Mary Del Priore - No
ambiente profissional, não vivi nenhum problema, porque desde os anos 1980 o
setor acadêmico sofreu grande "feminilização". As mulheres formam um
bloco consistente nas disciplinas (universitárias) mais diversas.
Mas, na sociedade, acho
que o machismo no Brasil se deve muito às mulheres. São elas as transmissoras
dos piores preconceitos. Na vida pública, elas têm um comportamento liberal,
competitivo e aparentemente tolerante. Mas em casa, na vida privada, muitas não
gostam que o marido lave a louça; se o filho leva um fora da namorada, a culpa
é da menina; e ela própria gosta de ser chamada de tudo o que é comestível,
como gostosa e docinho, compra revistas femininas que prometem emagrecimento
rápido e formas de conquistar todos os homens do quarteirão.
O que mais vemos,
sobretudo nas classes menos educadas, é o machismo das nossas mulheres.
- Mas muitas até querem
que os maridos ajudem em casa, mas será que essas coisas do dia a dia acabam
virando motivos de brigas justamente por conta do machismo arraigado? E também
há mulheres estudadas, ambiciosas e fortes - mas também vaidosas, que ao mesmo
tempo querem se sentir desejadas por um parceiro(a) que as respeite. Isso é uma
conquista delas, não?
- Ambas as questões não podem ter respostas
generalizantes. Mais e mais, há maridos interessados na gerência da vida
privada e na educação dos filhos. Quantos homens não vemos empurrando carrinhos
de bebê, fazendo cursos de preparação de parto junto com a futura mamãe ou no
supermercado? Tudo depende do nível educacional de ambos os parceiros. Quanto
mais informação e mais educação, mais transparente e igualitária é a relação.
Quanto
às mulheres emancipadas, penso que preferem estar sós do que mal acompanhadas.

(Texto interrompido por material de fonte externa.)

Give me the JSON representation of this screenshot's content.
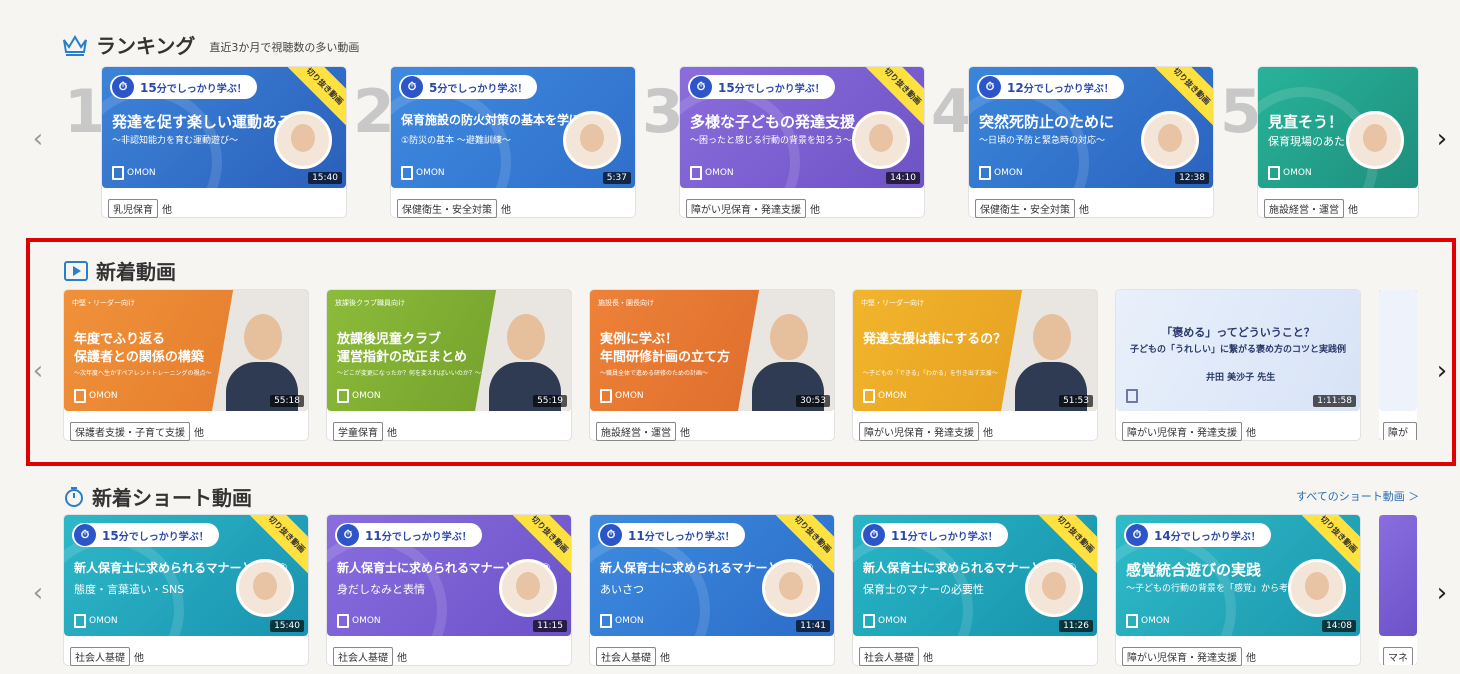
{
  "ranking": {
    "title": "ランキング",
    "subtitle": "直近3か月で視聴数の多い動画",
    "cards": [
      {
        "rank": "1",
        "badge_min": "15",
        "badge_text": "分でしっかり学ぶ！",
        "ribbon": "切り抜き動画",
        "title1": "発達を促す楽しい運動あそび①",
        "title2": "～非認知能力を育む運動遊び～",
        "duration": "15:40",
        "tag": "乳児保育",
        "etc": "他",
        "bg": "#3d84d9",
        "bg2": "#2a5fba"
      },
      {
        "rank": "2",
        "badge_min": "5",
        "badge_text": "分でしっかり学ぶ！",
        "ribbon": "",
        "title1": "保育施設の防火対策の基本を学ぼう",
        "title2": "①防災の基本 ～避難訓練～",
        "duration": "5:37",
        "tag": "保健衛生・安全対策",
        "etc": "他",
        "bg": "#3f8ae0",
        "bg2": "#2f6fca"
      },
      {
        "rank": "3",
        "badge_min": "15",
        "badge_text": "分でしっかり学ぶ！",
        "ribbon": "切り抜き動画",
        "title1": "多様な子どもの発達支援",
        "title2": "～困ったと感じる行動の背景を知ろう～",
        "duration": "14:10",
        "tag": "障がい児保育・発達支援",
        "etc": "他",
        "bg": "#8b6ddc",
        "bg2": "#6e53c5"
      },
      {
        "rank": "4",
        "badge_min": "12",
        "badge_text": "分でしっかり学ぶ！",
        "ribbon": "切り抜き動画",
        "title1": "突然死防止のために",
        "title2": "～日頃の予防と緊急時の対応～",
        "duration": "12:38",
        "tag": "保健衛生・安全対策",
        "etc": "他",
        "bg": "#3a86da",
        "bg2": "#2b63bf"
      },
      {
        "rank": "5",
        "badge_min": "",
        "badge_text": "",
        "ribbon": "",
        "title1": "見直そう！",
        "title2": "保育現場のあたりまえ",
        "duration": "",
        "tag": "施設経営・運営",
        "etc": "他",
        "bg": "#29b39a",
        "bg2": "#1d8f7c"
      }
    ]
  },
  "new_videos": {
    "title": "新着動画",
    "cards": [
      {
        "cat": "中堅・リーダー向け",
        "title1": "年度でふり返る",
        "title2": "保護者との関係の構築",
        "sub": "～次年度へ生かすペアレントトレーニングの視点～",
        "duration": "55:18",
        "tag": "保護者支援・子育て支援",
        "etc": "他",
        "bg": "#f0923a",
        "bg2": "#e2772a"
      },
      {
        "cat": "放課後クラブ職員向け",
        "title1": "放課後児童クラブ",
        "title2": "運営指針の改正まとめ",
        "sub": "～どこが変更になったか？何を変えればいいのか？～",
        "duration": "55:19",
        "tag": "学童保育",
        "etc": "他",
        "bg": "#8dbb3a",
        "bg2": "#6c9a28"
      },
      {
        "cat": "施設長・園長向け",
        "title1": "実例に学ぶ！",
        "title2": "年間研修計画の立て方",
        "sub": "～職員全体で進める研修のための計画～",
        "duration": "30:53",
        "tag": "施設経営・運営",
        "etc": "他",
        "bg": "#ee8238",
        "bg2": "#d9682a"
      },
      {
        "cat": "中堅・リーダー向け",
        "title1": "発達支援は誰にするの？",
        "title2": "",
        "sub": "～子どもの「できる」「わかる」を引き出す支援～",
        "duration": "51:53",
        "tag": "障がい児保育・発達支援",
        "etc": "他",
        "bg": "#f2b52c",
        "bg2": "#e39a1f"
      },
      {
        "cat": "",
        "title1": "「褒める」ってどういうこと？",
        "title2": "子どもの「うれしい」に繋がる褒め方のコツと実践例",
        "sub": "井田 美沙子 先生",
        "duration": "1:11:58",
        "tag": "障がい児保育・発達支援",
        "etc": "他",
        "bg": "#e9f0fb",
        "bg2": "#d7e3f6"
      }
    ],
    "partial_tag": "障がい"
  },
  "short_videos": {
    "title": "新着ショート動画",
    "see_all": "すべてのショート動画 ＞",
    "cards": [
      {
        "badge_min": "15",
        "badge_text": "分でしっかり学ぶ！",
        "ribbon": "切り抜き動画",
        "title1": "新人保育士に求められるマナーとは？④",
        "title2": "態度・言葉遣い・SNS",
        "duration": "15:40",
        "tag": "社会人基礎",
        "etc": "他",
        "bg": "#2db8c8",
        "bg2": "#1a93b0"
      },
      {
        "badge_min": "11",
        "badge_text": "分でしっかり学ぶ！",
        "ribbon": "切り抜き動画",
        "title1": "新人保育士に求められるマナーとは？③",
        "title2": "身だしなみと表情",
        "duration": "11:15",
        "tag": "社会人基礎",
        "etc": "他",
        "bg": "#8a6ee0",
        "bg2": "#6b52c7"
      },
      {
        "badge_min": "11",
        "badge_text": "分でしっかり学ぶ！",
        "ribbon": "切り抜き動画",
        "title1": "新人保育士に求められるマナーとは？②",
        "title2": "あいさつ",
        "duration": "11:41",
        "tag": "社会人基礎",
        "etc": "他",
        "bg": "#3e8ce0",
        "bg2": "#2b6cc8"
      },
      {
        "badge_min": "11",
        "badge_text": "分でしっかり学ぶ！",
        "ribbon": "切り抜き動画",
        "title1": "新人保育士に求められるマナーとは？①",
        "title2": "保育士のマナーの必要性",
        "duration": "11:26",
        "tag": "社会人基礎",
        "etc": "他",
        "bg": "#28b6c6",
        "bg2": "#1892ac"
      },
      {
        "badge_min": "14",
        "badge_text": "分でしっかり学ぶ！",
        "ribbon": "切り抜き動画",
        "title1": "感覚統合遊びの実践",
        "title2": "～子どもの行動の背景を「感覚」から考えよう～",
        "duration": "14:08",
        "tag": "障がい児保育・発達支援",
        "etc": "他",
        "bg": "#2fbcc9",
        "bg2": "#1c97ad"
      }
    ],
    "partial_tag": "マネ"
  },
  "logo_text": "OMON",
  "nav": {
    "prev": "‹",
    "next": "›"
  }
}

Chega de querer "ter um homem só para chamar de seu". Elas estão mais
seletivas e não desejam um parceiro que queira substituir a mãe por uma esposa.
- Como a mulher mudou – e
o que permanece igual – no último século?
Temos
uma grande ruptura nos anos 60 e 70 no Brasil, que reproduz as rupturas internacionais,
com a chegada da pílula anticoncepcional. As mulheres começaram a ocupar postos
nos diversos níveis da sociedade, a ganhar liberdade sexual e financeira. Ela
passa atuar como propulsora de grandes mudanças. Quebra-se o paradigma entre a
mulher da casa e a mulher da rua.
(Mas)
a mulher continua se vendo através do olhar do homem. Ela quer ser essa isca
apetitosa e acaba reproduzindo alguns comportamentos das suas avós. Basta olhar
algumas revistas femininas hoje. Salvo algumas transformações, a impressão é de
que a gente está lendo as revistas da época das nossas avós.
A
mulher não consegue se ver fora da órbita do homem, diferentemente de algumas
mulheres europeias, que são muito emancipadas. O que ela quer é continuar sendo
uma presa desejada.
A
(antropóloga) Mirian Goldenberg diz que a mulher brasileira continua correndo
atrás do casamento como uma forma de realização pessoal. No topo da agenda dela
não está se realizar profissionalmente, fazer o que gosta, viajar, conhecer o
mundo – está encontrar um par e botar uma aliança no dedo. Mesmo que o
casamento dure uma semana.
Quais as amarras das
mulheres atuais?
O machismo é uma das questões. Outra, que talvez
explique a inatividade da mulher frente a esse padrão, é que, com a entrada num
mercado de trabalho tão competitivo, com tantas crises econômicas e uma classe
média achatada, a luta pela sobrevivência se impõe sobre qualquer outro
projeto.
Essa
falta de tempo para respirar, o fato de ter que bancar filhos ou netos, isso
talvez não dê à mulher tempo para se conscientizar e se erguer acima do
individualismo – outra tônica do nosso tempo – e pensar no coletivo.
- Ao mesmo tempo em que a
mulher avança no mercado de trabalho, algumas também têm perdido a vergonha de
parar de trabalhar para cuidar dos filhos; ou resgatado, como hobbies ou
profissão, antigas "tarefas de mulher", como tricô, cozinha, artes
manuais. Desse ponto de vista, existe um poder maior de escolha das mulheres?
-
Sempre apostei que as mulheres não deveriam buscar ser "um homem de
saias", mas apostar em sua diferença e singularidade. As marcas do gênero,
segundo sociólogos, são a criatividade, a diplomacia, capacidade de dialogar,
etc. O fato de que elas busquem se realizar resgatando o trabalho doméstico,
manual ou artesanal é uma prova de que a singularidade feminina tem muito a
oferecer.
A
mulher pode, sim, realizar-se através do trabalho doméstico e não
necessariamente no público. Desse ponto de vista elas só estariam dando
continuidade a uma longa tradição, discreta e oculta, que é a independência
adquirida por meio de atividades desenvolvidas no lar. Nossas avós, quando
trabalhadoras domésticas, já conheceram essa situação. A tecnologia só nos
ajuda a torná-lo mais eficiente.
- Que papel a educação
teve na mulher que você é hoje?
Tive
uma trajetória peculiar. Resolvi fazer universidade (aos 28 anos) quando já era
mãe de três filhos. A maturidade me ajudou muito a progredir. Tive a sorte de
ter na PUC-RJ e na USP um ambiente muito receptivo, porque era um momento em
que a universidade estava largando aquela camisa de força marxista e se abrindo
para estudos de cultura e sociedade, que me interessavam.
BBC Brasil - Quais os
principais desafios que você enfrenta como mulher?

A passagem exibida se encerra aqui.